During respiration, glucose and other organic compounds are oxidised to produce carbon dioxide and water. Respiration releases chemical energy (it is exothermic) that can drive the organism's metabolism. 

glucose + oxygen ----> carbon dioxide + water + energy

• Both photosynthesis and aerobic respiration are important  in cycling carbon dioxide and oxygen in the atmosphere. The products of one process are the raw materials for the other process: aerobic
• The products of one process are the raw materials for the other process: aerobic respiration removes oxygen from the atmosphere and adds carbon dioxide, but photosynthesis does the other.

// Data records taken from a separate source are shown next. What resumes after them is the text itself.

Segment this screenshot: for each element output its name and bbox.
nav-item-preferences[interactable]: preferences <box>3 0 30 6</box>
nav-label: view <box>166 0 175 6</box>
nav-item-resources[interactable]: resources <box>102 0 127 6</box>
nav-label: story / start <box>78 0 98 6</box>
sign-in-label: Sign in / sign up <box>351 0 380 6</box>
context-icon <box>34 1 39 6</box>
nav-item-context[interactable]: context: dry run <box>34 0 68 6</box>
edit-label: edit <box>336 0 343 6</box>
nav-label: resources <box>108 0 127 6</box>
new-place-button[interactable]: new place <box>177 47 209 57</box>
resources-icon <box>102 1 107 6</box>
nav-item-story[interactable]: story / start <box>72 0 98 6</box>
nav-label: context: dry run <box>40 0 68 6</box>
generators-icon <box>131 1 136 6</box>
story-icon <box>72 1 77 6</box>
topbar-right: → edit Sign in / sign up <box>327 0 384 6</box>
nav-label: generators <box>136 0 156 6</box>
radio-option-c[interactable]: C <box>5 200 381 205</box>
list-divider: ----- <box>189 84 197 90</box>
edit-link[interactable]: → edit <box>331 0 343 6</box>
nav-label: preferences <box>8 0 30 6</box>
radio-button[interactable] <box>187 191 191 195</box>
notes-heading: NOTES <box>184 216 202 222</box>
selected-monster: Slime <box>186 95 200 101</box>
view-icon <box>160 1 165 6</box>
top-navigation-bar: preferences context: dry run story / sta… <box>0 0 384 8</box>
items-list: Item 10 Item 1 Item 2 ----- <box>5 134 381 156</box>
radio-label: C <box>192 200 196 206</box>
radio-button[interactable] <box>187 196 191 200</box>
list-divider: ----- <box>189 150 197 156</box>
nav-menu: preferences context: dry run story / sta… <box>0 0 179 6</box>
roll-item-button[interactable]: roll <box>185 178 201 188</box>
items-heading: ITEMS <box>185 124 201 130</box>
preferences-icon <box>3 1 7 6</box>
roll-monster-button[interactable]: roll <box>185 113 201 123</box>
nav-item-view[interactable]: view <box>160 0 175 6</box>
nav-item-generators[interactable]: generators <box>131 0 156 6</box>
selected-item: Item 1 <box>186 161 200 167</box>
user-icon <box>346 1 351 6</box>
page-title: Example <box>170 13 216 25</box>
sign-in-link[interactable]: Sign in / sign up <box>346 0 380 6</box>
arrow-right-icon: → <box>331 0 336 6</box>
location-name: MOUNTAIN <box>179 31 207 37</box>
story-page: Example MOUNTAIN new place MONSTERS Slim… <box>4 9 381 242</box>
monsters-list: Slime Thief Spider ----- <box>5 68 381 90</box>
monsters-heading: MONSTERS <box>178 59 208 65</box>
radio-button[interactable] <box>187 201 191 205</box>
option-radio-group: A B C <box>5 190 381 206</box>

• Plants respire all the time. However, they only photosynthesise during daylight. Plants often compete with each other for light. The intensity of light has to be sufficient to allow photosynthesis at a rate that replenishes the carbohydrate used up in respiration.
• When photosynthesis and respiration proceed at the same rate, so there is no net gain or loss of carbohydrate, the plant is at its compensation point. The time a plant takes to reach its compensation point is called the compensation period. The compensation period for different plant species is different. Shade plants can use light of low intensity than sun plants.
• When exposed to light after being in darkness, shade plants reach their compensation point sooner (they have a shorter compensation period) than sun plants, which require a higher light intensity to achieve their optimum rate of photosynthesis.